Bütün bu dedikodulara ve sık sık yapılan doping testlerine rağmen, Smiht’in başarıları karşısında aldığı altın madalyalara kimse ses çıkaramadı. Bir yıl sonra katıldığı Avrupa Şampiyonası’nda da  başarılarını sürdürdü,fakat,1998’de evinde baskın tarzında yapılan bir kontrolde, Smiht’ten alınan idrar içinde çok miktarda alkol çıkınca, idrara katkı maddesi konduğu meydana çıktı ve spor yaşamı da sona erdi.

Atlanta’da,atletizmde ki sürat koşularında Bailey ve Johnson’un adı tekrarlanırken,yüzme yarışlarında da kısa mesafelerin başarılı yüzücüsü Rus Aleksandr Popov,Barcelona’da kazandığı 50 ve 100 metre serbest finallerinin başarısını tekrarladı ve kazandığı 2 altın madalyaya,iki değişik bayrak yarışında aldığı iki gümüş madalyayı da eklemesini bildi.

Pistlerde rekorlar kırılır ve havuzlarda dedikodular dalgalanır iken,biri Türk, diğeri ise İngiliz iki şampiyon,gerçekten Olimpiyat tarihine adlarını kazıyarak yazdırdılar.Naim Süleymanoğlu,Seoule ve Barcelona da ki altın madalyalarına 3. yü de ekleyerek,bu branş da dünya spor basının gerçekten üzerinde en çok yazılan ve konuşulan şampiyonlarından biri oldu.Çok geç yaşında doğduğu Bulgaristan da haltere başlayan Naim, ülkedeki Türk azınlığın adının Slavca ya değiştirilmesini kabul etmeyerek,dünya şampiyonu olarak 1986 yılında,Türkiye ye kaçmıştı.TC hükümetinin Bulgarların istediği 1 milyon dolarlık bir ‘ bağış’ ödemesi sonucu Türk vatandaşlığına geçen Naim,Seoul’da,Türkiye’nin 1968’den beri kazanamadığı altın madalayayı boynuna asarken, koparma ve silkmede ki kaldırdığı toplam ağırlık,1956 Olimpiyatlarında,ağır siklet madalyasını kazanan Amerikalı Anderson’un dünya rekorundan dahi ağırdı.Bu derecenin değerini anlamak ve Naim’in kuvvetini ölçmek için Anderson’un 137 ve Naim’in de sadece 62 kg. geldiğini hatırlamak yetecektir.

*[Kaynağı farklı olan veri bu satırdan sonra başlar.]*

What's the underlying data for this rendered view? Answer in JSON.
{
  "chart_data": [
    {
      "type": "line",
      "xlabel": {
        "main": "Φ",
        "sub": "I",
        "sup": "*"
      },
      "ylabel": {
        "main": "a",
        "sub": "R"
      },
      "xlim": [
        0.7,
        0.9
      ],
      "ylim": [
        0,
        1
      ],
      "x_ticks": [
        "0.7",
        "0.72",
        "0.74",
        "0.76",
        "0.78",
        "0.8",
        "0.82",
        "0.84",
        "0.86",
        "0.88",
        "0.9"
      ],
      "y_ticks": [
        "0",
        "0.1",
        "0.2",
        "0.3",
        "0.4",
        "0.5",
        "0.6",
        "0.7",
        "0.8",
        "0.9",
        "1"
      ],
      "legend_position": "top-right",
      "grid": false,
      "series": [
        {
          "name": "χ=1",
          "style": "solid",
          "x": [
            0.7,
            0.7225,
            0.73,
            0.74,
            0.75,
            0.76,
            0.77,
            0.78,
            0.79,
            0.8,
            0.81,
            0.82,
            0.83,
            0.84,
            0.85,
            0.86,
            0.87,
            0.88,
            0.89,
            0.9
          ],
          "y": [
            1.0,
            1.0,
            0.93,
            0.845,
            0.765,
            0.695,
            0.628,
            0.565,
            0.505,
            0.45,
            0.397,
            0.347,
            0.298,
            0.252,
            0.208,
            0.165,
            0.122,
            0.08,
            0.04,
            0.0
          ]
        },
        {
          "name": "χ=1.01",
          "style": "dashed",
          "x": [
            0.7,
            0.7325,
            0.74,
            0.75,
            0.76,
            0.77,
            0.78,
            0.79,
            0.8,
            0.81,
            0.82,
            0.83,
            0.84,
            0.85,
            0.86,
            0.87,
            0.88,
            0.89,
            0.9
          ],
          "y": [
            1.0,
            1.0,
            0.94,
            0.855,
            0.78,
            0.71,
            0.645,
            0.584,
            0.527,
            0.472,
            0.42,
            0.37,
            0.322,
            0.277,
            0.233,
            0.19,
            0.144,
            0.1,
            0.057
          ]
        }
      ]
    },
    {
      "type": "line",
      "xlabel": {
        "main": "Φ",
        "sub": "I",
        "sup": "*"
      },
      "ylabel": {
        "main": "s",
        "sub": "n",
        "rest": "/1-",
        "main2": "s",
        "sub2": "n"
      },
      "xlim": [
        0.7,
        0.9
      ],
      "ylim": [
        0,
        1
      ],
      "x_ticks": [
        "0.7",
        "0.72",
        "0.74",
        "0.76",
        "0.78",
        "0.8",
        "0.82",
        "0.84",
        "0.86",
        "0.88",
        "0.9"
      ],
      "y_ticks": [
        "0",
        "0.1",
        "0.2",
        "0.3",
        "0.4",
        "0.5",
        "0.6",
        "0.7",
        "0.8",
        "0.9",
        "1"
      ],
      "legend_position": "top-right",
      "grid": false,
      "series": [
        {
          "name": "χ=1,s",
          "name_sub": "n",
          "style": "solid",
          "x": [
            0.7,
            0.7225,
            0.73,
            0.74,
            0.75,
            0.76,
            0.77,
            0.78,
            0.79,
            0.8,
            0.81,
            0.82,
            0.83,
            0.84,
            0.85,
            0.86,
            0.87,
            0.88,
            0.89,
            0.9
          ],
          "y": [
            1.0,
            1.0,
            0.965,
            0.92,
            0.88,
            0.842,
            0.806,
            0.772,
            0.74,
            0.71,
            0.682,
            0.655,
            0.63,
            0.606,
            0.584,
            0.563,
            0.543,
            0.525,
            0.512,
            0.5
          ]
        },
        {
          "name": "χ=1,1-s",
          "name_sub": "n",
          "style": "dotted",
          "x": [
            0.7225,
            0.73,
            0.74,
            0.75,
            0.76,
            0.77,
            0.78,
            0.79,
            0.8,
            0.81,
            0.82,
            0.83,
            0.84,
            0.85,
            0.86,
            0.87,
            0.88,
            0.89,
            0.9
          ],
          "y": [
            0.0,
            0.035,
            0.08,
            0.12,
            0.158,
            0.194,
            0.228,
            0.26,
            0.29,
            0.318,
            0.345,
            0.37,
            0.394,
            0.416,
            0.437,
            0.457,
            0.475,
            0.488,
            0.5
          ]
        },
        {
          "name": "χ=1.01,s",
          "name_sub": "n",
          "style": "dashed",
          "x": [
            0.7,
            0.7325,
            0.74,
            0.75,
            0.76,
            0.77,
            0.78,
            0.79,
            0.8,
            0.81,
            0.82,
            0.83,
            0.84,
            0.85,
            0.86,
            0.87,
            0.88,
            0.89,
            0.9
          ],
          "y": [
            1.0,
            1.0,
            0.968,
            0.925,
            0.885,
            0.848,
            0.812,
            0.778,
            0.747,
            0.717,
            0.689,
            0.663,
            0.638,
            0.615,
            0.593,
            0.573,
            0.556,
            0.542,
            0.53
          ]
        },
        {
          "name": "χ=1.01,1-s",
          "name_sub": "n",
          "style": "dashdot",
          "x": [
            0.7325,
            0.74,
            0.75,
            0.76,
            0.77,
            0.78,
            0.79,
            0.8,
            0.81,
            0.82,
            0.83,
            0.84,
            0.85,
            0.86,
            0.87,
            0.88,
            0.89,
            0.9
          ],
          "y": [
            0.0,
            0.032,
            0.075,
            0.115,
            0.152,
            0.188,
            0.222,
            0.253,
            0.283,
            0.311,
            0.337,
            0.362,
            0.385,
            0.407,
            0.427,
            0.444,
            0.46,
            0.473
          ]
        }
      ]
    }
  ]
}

Naim,Barcelona’da da altın kazanmıştı.bu arada,birkaç kez sporu bırakmak istemesine rağmen yine dayanamayıp Atlanta’ya katıldı ve koparma ve toplam ağırlıkta 2 dünya rekoru kırarak, hakkıyla 3. altın madalyasını kazandı.

Buarada meraklı İngiliz seyircileri ve ülke spor basının beklide tümü,durgun sularda yarışan iki İngiliz kürekçisinin peşindeydiler. Zira, Steve Redgrave adlı İngiliz, 1984 Los Angeles’de dörtlüde aldığı 1.liğe ek olarak,çifte Seoul  ve Barcelona da 2 altın kazanmış ve bu seferde ‘Artık bu olsun’dediği yarışmaya katılmıştı. Redgrave ve takım arkadaşı Mathew Pinsent,yüzüncü kez birlikte yarışmalarını birer olimpiyat altın madalyası ile renklendirmesini bildiler.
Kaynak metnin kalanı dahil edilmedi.